Some studies investigated functional integration between the injected cells and the host cardiomyocytes by immunostaining for cell junctional molecules such as connexin 43 or cadherin (Table 1). However, none of the studies showed any significant integration. The study conducted by Fernandes et al. [14] indicated that grafts were separated by scar tissue from the host myocardium, which may be a result of a natural process occurring with foreign cell injections. Current studies indicate that injecting biomaterials with or without cells has a distinct beneficial effect on decreasing infarction size and improving wall thickness. However, the mechanism responsible for functional improvements as a result of injection of biomaterials alone is yet to be elucidated. One possible explanation is that the injection of biomaterials results in mechanical stabilization of the ventricle irrespective of effects on cellular function or survival [22].

To facilitate further comparison between different studies, it appears necessary to standardize the experimental conditions and MI models.
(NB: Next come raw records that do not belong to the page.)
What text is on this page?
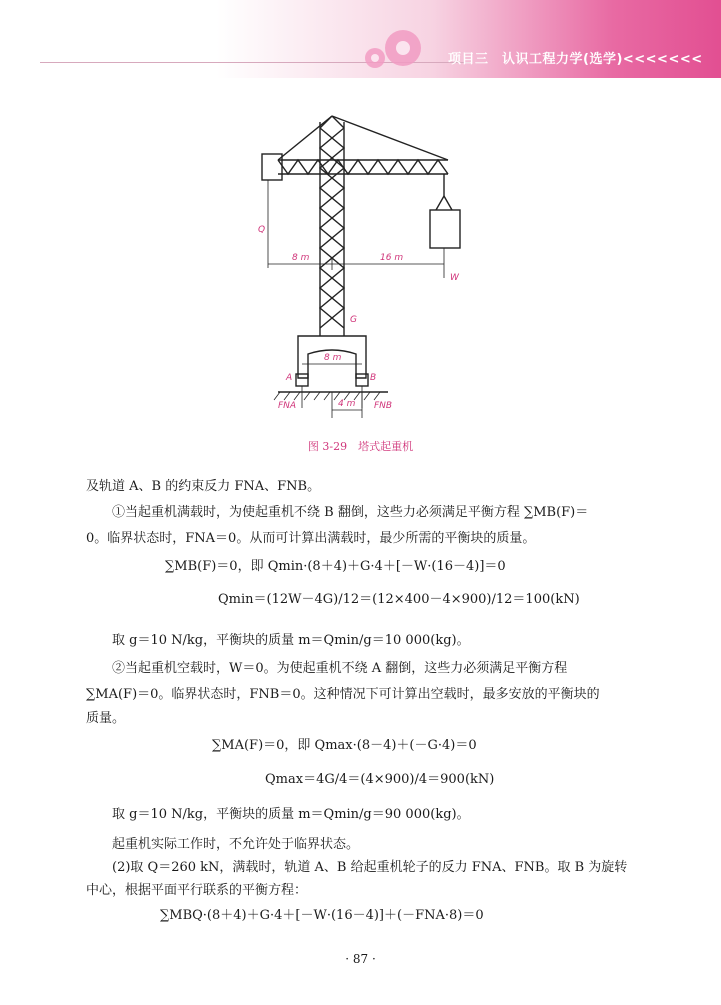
项目三　认识工程力学(选学)<<<<<<<
Q
8 m	16 m
W
G
8 m
A	B
FNA	FNB
4 m
图 3-29　塔式起重机
及轨道 A、B 的约束反力 FNA、FNB。
①当起重机满载时，为使起重机不绕 B 翻倒，这些力必须满足平衡方程 ∑MB(F)＝
0。临界状态时，FNA＝0。从而可计算出满载时，最少所需的平衡块的质量。
∑MB(F)＝0，即 Qmin·(8＋4)＋G·4＋[－W·(16－4)]＝0
Qmin＝(12W－4G)/12＝(12×400－4×900)/12＝100(kN)
取 g＝10 N/kg，平衡块的质量 m＝Qmin/g＝10 000(kg)。
②当起重机空载时，W＝0。为使起重机不绕 A 翻倒，这些力必须满足平衡方程
∑MA(F)＝0。临界状态时，FNB＝0。这种情况下可计算出空载时，最多安放的平衡块的
质量。
∑MA(F)＝0，即 Qmax·(8－4)＋(－G·4)＝0
Qmax＝4G/4＝(4×900)/4＝900(kN)
取 g＝10 N/kg，平衡块的质量 m＝Qmin/g＝90 000(kg)。
起重机实际工作时，不允许处于临界状态。
(2)取 Q＝260 kN，满载时，轨道 A、B 给起重机轮子的反力 FNA、FNB。取 B 为旋转
中心，根据平面平行联系的平衡方程：
∑MBQ·(8＋4)＋G·4＋[－W·(16－4)]＋(－FNA·8)＝0
· 87 ·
We believe that MI models where injections are performed at a later time point after the induction of MI are more clinically relevant since they likely reflect more closely the human MI scenario than models in which MI is induced and cells are injected right away. In addition, long-term studies maybe necessary to ensure that the functional improvement is not transient. Also, the generation of new in vitro systems which allows for the systematical testing of many important parameters such as functional integration between injected and host cells would be beneficial.

In vitro cardiac test systems have been developed previously [23, 24]. Such systems can account for some of the heterogeneities inherent in the in vivo system (Fig. 2) and can function as a preliminary analysis of cell integration and electrical coupling. Engineered heart tissue, which is cultivated in a cardiac mimetic environment using an electrical stimulation chamber, forms a basis of this model system (Fig. 2). This system has been shown to successfully detect integration between injected cells and the in vitro “host” myocardium using optical mapping (Fig. 2d). Improving these systems will help us to improve therapeutic cell injection strategies in regenerative medicine.
Fig. 2

Engineered heart tissue (EHT) for in vitro cell injection studies. a Schematic diagram of experimental set up and integration between injected and host cells. b Isochronal activation maps representing the electrical impulse propagation through the EHT, and a red arrow indicating the electrode for the point stimulation. c Electrical tracing of spontaneous action potentials. d Entrainment of action potential-induced changes in intracellular calcium using rhod-2 fluorescence in YFP-expressing and non-expressing cardiomyocytes within EHTs. a Frame (left) and line-scan mode image (middle) taken from an EHT injected with YFP-expressing neonatal cardiomyocytes (nCMs). The line-scan image was obtained by repeatedly scanning along the white line in left and stacking the lines vertically. Right shows the spatially averaged changes in rhod-2 fluorescence as a function of time for each cell along the white scan line. Changes in rhod-2 fluorescence occur synchronously in YFP+ (green) and YFP-myocytes (red), indicating that both cell types are functionally coupled. b Identical results were obtained when images were taken during spontaneous activity of an EHT injected with ESC-CPs. (modified from [23] and [76])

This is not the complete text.